Small Batch #1/#14 A Hoppy Red Ale...

Not really sure on the name of this one yet, might have to taste it first...
I'm leaning toward calling it "American Red Ale for Blue States."

There were a lot of things not quite right about the process for this beer. Its my first half-batch/small-batch. In some ways, that makes it a test batch for halving recipes, using my new 3 gallon carboy, and brewing more/more efficiently.

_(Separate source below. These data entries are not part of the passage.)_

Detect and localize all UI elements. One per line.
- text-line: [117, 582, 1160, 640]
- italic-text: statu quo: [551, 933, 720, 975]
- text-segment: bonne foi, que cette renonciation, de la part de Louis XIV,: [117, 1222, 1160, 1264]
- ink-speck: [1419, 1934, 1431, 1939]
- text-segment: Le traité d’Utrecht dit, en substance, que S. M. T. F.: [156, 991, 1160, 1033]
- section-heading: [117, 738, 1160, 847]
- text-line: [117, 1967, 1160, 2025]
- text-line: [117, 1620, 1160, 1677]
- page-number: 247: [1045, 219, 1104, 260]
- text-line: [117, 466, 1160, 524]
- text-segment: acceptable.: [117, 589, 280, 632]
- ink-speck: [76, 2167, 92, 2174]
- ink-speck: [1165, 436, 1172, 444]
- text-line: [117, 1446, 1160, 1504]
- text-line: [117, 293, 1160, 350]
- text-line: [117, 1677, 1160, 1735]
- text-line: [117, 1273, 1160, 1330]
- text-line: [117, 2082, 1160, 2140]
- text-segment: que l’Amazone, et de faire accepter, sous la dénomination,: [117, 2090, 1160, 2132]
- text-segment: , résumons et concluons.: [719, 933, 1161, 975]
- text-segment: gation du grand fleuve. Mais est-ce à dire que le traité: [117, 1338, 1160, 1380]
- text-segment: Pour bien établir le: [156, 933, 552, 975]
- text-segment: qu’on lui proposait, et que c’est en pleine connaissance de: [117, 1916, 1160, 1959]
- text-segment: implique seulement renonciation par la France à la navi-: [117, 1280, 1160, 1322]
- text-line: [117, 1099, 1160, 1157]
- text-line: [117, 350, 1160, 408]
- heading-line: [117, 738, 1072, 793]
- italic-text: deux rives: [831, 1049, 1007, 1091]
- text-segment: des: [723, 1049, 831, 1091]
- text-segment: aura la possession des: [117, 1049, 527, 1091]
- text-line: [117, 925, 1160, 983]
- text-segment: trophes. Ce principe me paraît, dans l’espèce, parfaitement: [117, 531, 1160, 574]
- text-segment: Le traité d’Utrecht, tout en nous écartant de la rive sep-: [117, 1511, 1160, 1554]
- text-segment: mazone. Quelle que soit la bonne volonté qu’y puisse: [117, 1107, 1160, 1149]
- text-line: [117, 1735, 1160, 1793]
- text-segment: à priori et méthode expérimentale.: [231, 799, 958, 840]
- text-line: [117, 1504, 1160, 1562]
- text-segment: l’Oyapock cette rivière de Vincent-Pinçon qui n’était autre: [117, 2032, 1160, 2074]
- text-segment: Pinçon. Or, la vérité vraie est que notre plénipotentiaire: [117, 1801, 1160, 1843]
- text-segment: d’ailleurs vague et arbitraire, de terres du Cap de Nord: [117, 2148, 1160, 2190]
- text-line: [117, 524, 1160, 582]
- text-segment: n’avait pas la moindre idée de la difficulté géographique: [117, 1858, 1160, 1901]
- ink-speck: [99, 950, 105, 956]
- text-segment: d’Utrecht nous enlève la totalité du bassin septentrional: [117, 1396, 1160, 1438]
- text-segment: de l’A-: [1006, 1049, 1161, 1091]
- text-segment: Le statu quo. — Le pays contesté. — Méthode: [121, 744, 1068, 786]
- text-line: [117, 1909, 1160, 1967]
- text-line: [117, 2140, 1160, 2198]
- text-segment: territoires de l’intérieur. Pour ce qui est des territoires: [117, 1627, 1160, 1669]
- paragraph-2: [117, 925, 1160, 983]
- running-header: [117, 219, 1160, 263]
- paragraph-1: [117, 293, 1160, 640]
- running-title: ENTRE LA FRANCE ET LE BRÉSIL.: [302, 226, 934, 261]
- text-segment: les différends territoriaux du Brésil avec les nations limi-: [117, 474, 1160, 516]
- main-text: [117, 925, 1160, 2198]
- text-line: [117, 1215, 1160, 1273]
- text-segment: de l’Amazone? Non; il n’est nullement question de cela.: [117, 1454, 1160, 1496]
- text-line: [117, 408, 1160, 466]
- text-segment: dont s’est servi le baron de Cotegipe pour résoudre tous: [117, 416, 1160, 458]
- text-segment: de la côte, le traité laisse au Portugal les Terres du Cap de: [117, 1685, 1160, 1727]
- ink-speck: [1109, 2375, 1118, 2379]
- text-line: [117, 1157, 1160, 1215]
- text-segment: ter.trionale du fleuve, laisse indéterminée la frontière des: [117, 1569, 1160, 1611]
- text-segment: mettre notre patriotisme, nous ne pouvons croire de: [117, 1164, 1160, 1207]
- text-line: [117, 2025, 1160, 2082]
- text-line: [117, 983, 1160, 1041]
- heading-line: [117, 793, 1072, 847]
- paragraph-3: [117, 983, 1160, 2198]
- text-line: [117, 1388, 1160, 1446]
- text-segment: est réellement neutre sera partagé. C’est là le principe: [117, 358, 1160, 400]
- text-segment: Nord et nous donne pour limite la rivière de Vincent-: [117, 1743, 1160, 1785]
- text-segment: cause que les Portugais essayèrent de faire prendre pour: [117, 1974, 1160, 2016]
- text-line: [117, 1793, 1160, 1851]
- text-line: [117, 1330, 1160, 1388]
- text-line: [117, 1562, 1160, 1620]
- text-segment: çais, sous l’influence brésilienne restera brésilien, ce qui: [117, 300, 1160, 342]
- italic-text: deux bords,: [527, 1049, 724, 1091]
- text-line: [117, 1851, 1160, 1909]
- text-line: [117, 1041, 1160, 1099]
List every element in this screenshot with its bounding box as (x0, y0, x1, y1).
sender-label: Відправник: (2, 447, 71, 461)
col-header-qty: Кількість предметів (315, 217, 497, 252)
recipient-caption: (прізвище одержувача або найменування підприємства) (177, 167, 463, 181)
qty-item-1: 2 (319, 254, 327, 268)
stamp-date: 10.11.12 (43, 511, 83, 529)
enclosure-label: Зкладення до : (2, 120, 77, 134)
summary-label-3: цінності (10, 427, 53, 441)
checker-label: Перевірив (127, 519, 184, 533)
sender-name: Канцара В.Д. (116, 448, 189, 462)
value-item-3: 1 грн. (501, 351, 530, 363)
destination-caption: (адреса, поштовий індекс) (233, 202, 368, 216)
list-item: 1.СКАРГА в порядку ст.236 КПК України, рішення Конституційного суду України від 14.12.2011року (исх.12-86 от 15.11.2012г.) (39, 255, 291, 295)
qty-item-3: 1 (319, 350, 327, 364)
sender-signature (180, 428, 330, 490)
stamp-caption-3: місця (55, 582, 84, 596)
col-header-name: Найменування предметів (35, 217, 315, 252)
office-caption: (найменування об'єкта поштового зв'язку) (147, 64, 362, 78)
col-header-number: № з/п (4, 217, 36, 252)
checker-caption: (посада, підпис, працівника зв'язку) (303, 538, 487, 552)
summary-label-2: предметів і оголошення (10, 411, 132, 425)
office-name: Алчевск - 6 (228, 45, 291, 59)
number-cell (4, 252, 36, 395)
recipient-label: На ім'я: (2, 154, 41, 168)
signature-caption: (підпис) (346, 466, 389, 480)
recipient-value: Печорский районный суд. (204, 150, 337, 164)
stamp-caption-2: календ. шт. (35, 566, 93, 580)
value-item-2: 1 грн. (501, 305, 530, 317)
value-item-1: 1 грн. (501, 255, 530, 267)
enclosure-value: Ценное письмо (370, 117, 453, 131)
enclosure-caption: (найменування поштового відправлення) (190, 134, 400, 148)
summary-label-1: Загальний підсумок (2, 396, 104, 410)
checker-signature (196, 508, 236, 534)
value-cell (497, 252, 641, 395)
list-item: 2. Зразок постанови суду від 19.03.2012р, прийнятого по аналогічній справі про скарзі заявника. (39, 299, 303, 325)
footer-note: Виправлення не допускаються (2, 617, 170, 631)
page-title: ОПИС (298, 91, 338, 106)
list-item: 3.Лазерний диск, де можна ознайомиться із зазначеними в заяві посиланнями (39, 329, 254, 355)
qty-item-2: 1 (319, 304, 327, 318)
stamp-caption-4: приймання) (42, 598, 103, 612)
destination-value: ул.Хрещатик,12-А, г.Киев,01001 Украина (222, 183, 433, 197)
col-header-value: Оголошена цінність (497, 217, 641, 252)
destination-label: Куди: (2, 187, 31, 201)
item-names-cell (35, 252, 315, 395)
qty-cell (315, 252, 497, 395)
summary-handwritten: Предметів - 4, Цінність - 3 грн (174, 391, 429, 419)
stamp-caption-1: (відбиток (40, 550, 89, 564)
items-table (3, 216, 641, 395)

I did a small mash of grains with 1lb of American 2-row barley, .25lb Victory, .25lb Aromatic, .25lb of Caramunich, 1lb of Red Wheat (which should help with a great foamy head), and .5lb of British Cara Malt. I mashed all of that at about 152, with a few temperature spikes (160) and drops (148) as I tried to keep things warm for about 90 minutes. The mash was a total of 3.25lbs of grains to 4.75 quarts of water. I washed the grains some with 150 degree water to get as much flavor out of them as possible, and this brought the volume I planned to boil up to about 3 gallons or so.

I added a 1/2 ounce of Columbus hops, 12.2 AA% and 3 lbs of John Bull Maris Otter liquid extract, which is basically a British pale ale extract. I also added 1 lb of Dry Malt Extract, which I had from one of the homebrewing supply websites. I thought I took better notes than I did, so it could have been 2lbs actually, but well, we'll find out the hard way.

Whatever I did, I hit the expected starting gravity of 1.056. However, there was one hiccup in the whole equation. I used a Wyeast Smack Pack of London ESB yeast. The way these things work is, you place it on the counter, locate the nutrient pack that is inside, smack the shit out of it, then the yeast have something to snack on, which wakes them up, gets them multiplying a little, and well, the still sealed outer pack starts to inflate from the gases emitted by the yeast. There was very little inflation, so I actually prepared a package of dry beer yeast, from a brand called Nottingham, that I've never used before, but have had around the house for awhile from previously purchased kits.

Fermentation went off without a hitch, I guess a little over 2 weeks ago. This week I'm going to rack the beer to the secondary carboy, bottle the Belgian Saison I made before this, and test the gravity of the Red Ale.